The fact that the both the CFI and the Court of Appeal stated that the general body of law or equitable principles which bear on the appointment of a receiver and the conduct of the receiver was not a "law relating to insolvency", together with other factors relied on by the court, suggest that generally the nature of a receivership appointment will usually place it outside the definition of "foreign proceedings" for the purposes of the CBIR. Certainly, it seems very unlikely that receivers appointed to enforce security (and not on a collective basis for creditors generally) would obtain recognition.


[1] The Regulation provides a legal framework for conducting EU cross-border insolvencies. It does not seek to harmonise the substitutive insolvency laws across the EU but instead to improve the efficiency and effectiveness of insolvency and restructuring proceedings with an EU cross-border element by providing choice of jurisdiction and choice of law rules.

[2] The CBIR implemented the UNCITAL Model Law on Cross-Border Insolvency in Great Britain. The Model Law does not attempt to impose a global insolvency law or to harmonise local laws; it assists with the co-ordination and administration of cross-border insolvencies by enabling foreign officeholders and courts to obtain recognition of their insolvency proceedings in States where the Model Law has been implemented.

[3] A "foreign proceeding" is defined as a collective judicial or administrative proceeding, pursuant to a law relating to insolvency, for the purpose of reorganisation or liquidation (Art. 2(i) of the CBIR). A foreign proceeding may be a "foreign main proceeding" or a "foreign non-main proceeding". It will be a foreign main proceeding if it takes place in a State where the debtor has its CoMI (Art. 2(g) of the CBIR).

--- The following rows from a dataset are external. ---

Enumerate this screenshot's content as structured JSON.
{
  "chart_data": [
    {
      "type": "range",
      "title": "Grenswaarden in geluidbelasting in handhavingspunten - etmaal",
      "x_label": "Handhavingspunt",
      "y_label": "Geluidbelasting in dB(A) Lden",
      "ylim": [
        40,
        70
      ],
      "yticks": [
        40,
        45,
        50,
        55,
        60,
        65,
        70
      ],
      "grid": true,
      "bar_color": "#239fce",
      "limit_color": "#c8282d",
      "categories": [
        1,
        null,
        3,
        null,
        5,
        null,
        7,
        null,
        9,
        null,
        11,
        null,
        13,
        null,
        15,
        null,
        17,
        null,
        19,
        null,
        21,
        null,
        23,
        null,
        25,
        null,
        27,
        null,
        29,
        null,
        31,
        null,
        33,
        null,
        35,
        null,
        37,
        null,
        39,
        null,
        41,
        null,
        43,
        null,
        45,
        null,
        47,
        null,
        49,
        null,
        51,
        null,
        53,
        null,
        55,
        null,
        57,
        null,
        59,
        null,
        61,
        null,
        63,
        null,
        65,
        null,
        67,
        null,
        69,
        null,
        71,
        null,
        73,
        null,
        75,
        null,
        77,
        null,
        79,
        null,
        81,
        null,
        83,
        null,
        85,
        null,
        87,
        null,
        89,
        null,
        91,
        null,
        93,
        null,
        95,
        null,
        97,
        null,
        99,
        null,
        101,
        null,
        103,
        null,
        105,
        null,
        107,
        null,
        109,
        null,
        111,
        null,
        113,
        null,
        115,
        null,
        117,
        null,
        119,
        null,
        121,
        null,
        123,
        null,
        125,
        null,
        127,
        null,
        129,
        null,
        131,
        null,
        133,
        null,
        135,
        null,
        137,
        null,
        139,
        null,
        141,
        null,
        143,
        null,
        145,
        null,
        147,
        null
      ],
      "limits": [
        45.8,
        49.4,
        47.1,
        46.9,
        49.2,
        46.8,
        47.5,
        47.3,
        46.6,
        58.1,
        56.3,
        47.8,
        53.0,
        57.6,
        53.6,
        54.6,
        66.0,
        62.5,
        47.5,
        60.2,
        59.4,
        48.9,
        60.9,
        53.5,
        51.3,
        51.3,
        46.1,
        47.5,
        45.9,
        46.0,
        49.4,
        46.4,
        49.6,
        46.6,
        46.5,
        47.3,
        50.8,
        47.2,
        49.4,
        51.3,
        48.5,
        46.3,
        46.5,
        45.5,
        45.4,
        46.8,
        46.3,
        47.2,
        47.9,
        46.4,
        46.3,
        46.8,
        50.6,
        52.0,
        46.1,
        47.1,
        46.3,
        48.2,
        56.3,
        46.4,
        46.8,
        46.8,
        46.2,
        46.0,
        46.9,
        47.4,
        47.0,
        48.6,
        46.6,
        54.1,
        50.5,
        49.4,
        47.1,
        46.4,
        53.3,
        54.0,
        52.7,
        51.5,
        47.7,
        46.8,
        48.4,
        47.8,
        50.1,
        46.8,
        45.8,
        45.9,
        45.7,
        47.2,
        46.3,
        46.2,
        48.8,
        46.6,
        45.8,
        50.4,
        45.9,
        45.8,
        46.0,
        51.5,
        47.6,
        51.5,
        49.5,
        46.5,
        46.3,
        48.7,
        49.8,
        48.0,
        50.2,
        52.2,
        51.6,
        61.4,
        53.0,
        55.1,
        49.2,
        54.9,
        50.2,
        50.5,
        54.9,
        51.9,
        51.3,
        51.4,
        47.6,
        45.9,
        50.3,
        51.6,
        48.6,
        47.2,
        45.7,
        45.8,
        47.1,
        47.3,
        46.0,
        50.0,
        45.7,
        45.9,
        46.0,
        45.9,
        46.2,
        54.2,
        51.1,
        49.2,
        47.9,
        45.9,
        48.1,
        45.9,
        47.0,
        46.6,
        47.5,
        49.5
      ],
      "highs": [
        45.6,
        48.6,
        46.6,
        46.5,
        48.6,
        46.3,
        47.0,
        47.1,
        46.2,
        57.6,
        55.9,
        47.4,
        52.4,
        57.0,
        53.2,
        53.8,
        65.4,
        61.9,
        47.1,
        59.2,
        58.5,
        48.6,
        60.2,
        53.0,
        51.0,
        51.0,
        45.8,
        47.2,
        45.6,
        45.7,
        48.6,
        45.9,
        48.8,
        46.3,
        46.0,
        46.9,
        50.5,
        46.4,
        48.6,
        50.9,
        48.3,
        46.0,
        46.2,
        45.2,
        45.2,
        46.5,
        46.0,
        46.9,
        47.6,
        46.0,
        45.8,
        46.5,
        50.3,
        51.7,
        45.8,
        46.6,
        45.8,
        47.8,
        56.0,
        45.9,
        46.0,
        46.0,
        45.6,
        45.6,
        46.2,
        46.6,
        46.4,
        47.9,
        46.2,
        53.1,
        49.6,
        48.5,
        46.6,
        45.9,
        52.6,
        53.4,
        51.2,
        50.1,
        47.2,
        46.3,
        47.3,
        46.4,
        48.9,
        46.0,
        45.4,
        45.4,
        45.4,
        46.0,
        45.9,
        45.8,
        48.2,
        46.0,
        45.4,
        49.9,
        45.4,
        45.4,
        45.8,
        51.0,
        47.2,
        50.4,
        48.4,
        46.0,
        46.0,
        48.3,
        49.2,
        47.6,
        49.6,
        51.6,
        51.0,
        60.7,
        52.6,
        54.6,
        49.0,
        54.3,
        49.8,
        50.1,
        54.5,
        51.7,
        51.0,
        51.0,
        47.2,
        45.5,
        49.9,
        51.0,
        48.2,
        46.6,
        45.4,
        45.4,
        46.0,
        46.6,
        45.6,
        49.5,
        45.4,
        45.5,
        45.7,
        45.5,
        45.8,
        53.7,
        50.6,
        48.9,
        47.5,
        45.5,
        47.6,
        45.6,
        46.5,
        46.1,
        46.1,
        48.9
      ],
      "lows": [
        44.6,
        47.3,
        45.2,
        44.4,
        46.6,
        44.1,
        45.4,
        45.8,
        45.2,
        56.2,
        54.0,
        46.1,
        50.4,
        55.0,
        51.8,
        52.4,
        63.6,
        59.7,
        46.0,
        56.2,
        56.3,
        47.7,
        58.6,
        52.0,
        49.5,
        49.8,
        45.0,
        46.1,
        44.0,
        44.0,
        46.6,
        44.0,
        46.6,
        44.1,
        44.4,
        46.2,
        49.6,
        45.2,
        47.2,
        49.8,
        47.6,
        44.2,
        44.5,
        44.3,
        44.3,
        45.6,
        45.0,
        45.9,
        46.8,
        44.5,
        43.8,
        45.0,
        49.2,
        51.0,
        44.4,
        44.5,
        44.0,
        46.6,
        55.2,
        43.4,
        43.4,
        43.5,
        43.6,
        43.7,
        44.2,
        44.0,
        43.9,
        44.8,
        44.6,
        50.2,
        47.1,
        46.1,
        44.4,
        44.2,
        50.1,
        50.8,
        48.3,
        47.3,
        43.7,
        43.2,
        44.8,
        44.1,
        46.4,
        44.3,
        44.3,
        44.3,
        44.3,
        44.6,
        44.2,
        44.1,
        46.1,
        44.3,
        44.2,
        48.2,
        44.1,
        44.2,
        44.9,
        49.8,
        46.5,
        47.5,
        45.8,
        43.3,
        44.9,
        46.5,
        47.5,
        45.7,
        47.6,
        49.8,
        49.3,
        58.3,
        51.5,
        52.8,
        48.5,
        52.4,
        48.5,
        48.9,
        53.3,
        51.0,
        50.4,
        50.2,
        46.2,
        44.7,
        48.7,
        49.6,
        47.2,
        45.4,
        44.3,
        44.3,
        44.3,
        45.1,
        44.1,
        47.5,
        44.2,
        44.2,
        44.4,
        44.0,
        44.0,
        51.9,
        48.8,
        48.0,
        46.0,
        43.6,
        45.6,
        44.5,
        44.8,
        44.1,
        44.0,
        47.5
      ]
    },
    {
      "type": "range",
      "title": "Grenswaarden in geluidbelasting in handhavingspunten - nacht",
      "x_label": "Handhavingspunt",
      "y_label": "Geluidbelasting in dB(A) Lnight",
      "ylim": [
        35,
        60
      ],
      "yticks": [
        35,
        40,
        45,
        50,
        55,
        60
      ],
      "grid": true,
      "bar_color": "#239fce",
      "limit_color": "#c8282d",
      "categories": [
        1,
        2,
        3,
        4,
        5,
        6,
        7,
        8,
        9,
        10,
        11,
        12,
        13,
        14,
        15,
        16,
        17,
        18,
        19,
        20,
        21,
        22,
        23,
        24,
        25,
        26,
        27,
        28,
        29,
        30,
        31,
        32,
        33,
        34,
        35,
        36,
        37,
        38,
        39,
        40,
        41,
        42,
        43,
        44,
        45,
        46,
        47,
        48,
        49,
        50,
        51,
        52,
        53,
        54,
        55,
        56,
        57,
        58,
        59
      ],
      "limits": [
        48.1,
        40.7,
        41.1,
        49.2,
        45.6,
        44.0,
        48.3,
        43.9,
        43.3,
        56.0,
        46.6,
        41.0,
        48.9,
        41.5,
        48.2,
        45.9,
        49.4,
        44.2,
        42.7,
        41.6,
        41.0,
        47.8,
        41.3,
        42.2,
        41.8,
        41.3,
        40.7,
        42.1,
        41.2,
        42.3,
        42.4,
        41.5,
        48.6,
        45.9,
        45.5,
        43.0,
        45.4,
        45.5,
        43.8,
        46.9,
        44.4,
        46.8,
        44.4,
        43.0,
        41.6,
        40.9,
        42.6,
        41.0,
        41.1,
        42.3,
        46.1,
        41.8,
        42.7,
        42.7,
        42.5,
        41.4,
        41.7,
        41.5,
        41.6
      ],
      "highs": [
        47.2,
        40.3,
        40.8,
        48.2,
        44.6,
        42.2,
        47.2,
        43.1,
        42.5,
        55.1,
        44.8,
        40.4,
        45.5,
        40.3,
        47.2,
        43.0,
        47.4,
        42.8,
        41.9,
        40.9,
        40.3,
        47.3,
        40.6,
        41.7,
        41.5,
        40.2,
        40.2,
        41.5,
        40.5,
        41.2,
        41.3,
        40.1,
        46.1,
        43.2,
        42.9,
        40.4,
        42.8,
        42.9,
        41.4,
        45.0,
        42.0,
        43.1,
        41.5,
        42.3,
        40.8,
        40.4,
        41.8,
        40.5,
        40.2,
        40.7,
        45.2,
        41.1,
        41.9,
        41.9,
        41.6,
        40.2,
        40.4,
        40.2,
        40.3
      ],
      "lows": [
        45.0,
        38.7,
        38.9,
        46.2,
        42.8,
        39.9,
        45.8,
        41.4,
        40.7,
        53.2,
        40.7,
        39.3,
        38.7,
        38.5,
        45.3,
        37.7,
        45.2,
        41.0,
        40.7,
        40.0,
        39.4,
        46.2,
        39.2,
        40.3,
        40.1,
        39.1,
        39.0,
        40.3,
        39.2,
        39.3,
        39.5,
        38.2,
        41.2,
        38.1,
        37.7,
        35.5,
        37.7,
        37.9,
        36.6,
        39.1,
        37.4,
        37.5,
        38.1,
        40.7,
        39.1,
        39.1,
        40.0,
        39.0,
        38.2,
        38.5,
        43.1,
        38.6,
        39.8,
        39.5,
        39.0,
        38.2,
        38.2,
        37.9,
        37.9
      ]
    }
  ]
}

[4] The US receivers were appointed under s.21(d)(5) of the Securities Exchange Act 1934 which allows the Federal Court to grant any equitable relief that might be appropriate for the benefit of investors.

[5] A "foreign representative" is a person or body who is authorised in a foreign proceeding to administer the reorganisation or liquidation of the debtor's assets or affairs (Art. 2(j) of the CBIR).

[6] Re Eurofood ISC Ltd [2006] Ch. 508. As a decision of the ECJ (and the only ECJ decision on CoMI) this is the leading decision on the interpretation of CoMI in respect of the Regulation.